If on the other hand you simply like, or feel comfortable liberating the outlying button, then by all means plough on. But if you prefer feeling the maximum snug of a well-buttoned waistcoat then you should do so confident that you walk the path of the sartorially righteous.


How to Wear It


Now, the fun bit. Styling.


But a word of warning, it’s just a waistcoat, and should never be used as justification to unleash all manner of excessive peripheral paraphernalia.


What I’m trying to say is – accessorise sparingly – adopt affectations like pocket watches, sleeve clips and hankies half-stuffed with apparent casualness into back pockets at your peril. Contrivance is the death knell for style.


Try. But do not appear to have tried too hard.


One way to ease into the secret world of waistcoat wearers is to embrace the three-piece suit. This is the dapper dial on max. Tom Ford is big on the old three-piece suit, cut sharp as shark’s teeth and fitted like a glove. Dan Craig is oft seen striding out in the full TF works. Or if you desire maximum country cred the tweed three-piece is where it’s at. For absolute perfection a made to measure suit in vibrantly coloured, contemporary tweed from Bladen is the ultimate choice.

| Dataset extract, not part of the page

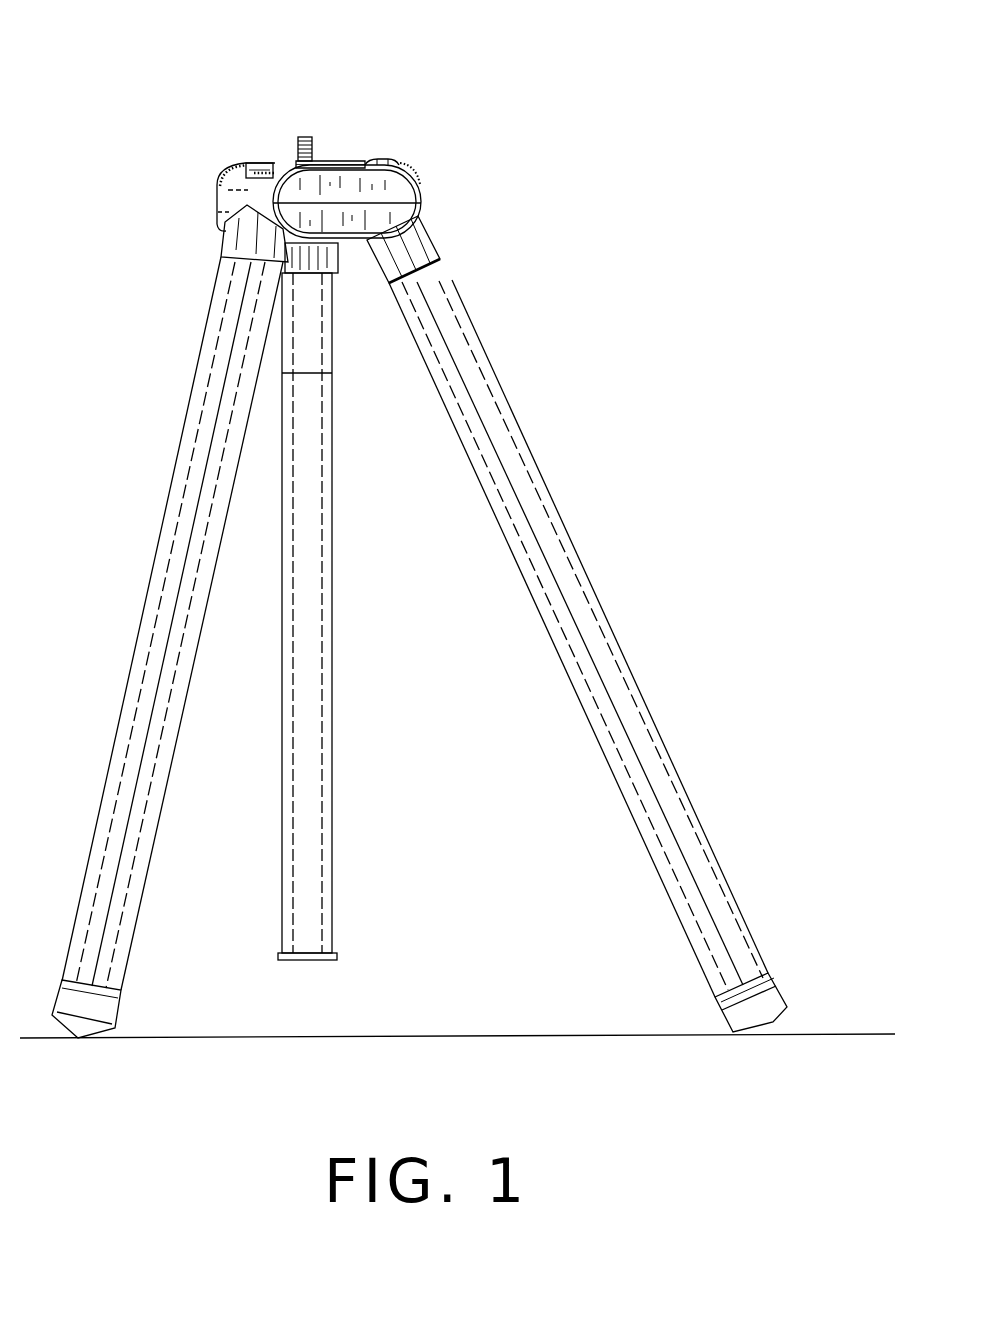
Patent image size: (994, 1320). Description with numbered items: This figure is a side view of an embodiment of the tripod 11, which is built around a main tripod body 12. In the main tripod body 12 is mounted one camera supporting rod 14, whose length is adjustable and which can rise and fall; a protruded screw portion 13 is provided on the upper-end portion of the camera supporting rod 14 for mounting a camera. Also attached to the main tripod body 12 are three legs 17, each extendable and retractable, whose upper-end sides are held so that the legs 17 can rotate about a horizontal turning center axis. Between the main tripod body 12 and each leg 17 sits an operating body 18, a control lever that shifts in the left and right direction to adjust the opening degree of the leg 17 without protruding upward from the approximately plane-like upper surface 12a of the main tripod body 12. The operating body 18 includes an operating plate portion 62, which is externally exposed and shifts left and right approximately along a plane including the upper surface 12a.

Everyone is unique, one shoulder slightly higher than the other, a low waist, a high waist – you prefer an extra lean English cut, or a loose Hacking style? Imagine the luxury of a tweed suit tailored exactly to your specification and proportions. Men walk taller in made to measure and at A Hume we’ve been helping them do it since 1929 – more here; Bespoke Tailoring an Art form Perfected.


Wearing waistcoats as part of a suit is great but they also have a sense of independence and can be taken out to play on their own. Tweed, cord and wool are great for the cooler months. Experiment with Tattersalls shirts, denim, chinos, flannel shirts and trousers, jeans, use multiple layers for a highly textured look. Note: we love a wool tie.

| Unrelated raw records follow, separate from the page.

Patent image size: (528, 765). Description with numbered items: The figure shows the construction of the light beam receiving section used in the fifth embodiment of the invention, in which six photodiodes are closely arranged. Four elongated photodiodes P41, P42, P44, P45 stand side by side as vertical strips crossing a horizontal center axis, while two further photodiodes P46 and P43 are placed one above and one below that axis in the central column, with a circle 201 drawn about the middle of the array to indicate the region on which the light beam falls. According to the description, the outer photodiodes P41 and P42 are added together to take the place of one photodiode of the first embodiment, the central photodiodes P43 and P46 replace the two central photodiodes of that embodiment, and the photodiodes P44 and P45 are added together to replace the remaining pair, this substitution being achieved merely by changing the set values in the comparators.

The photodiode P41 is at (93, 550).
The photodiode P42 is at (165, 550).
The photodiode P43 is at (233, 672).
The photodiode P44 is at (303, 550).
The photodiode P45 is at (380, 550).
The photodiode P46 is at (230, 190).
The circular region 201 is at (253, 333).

These garments may sound traditional and perhaps if you’re a fully signed up Jack Wills/Superdry card carrier then even a touch dowdy but I’ll say it again – it’s all how you wear it, the styling.


If you sport a loosely cut wool waistcoat there is a small chance that you’ll come off looking like a 1960’s red brick lecturer from a Malcolm Bradbury novel, but…..But, if you combine it with a collarless shirt and sharply tailored suit, or even jeans, RM Williams boots and fine striped shirt there’s no danger. This is a good look.


Summer is more about linen, or cotton but the principles remain the same.


To recap: fit; quality, i.e. only natural fibres; texture and layering. Take the waistcoat pledge. You won’t look back.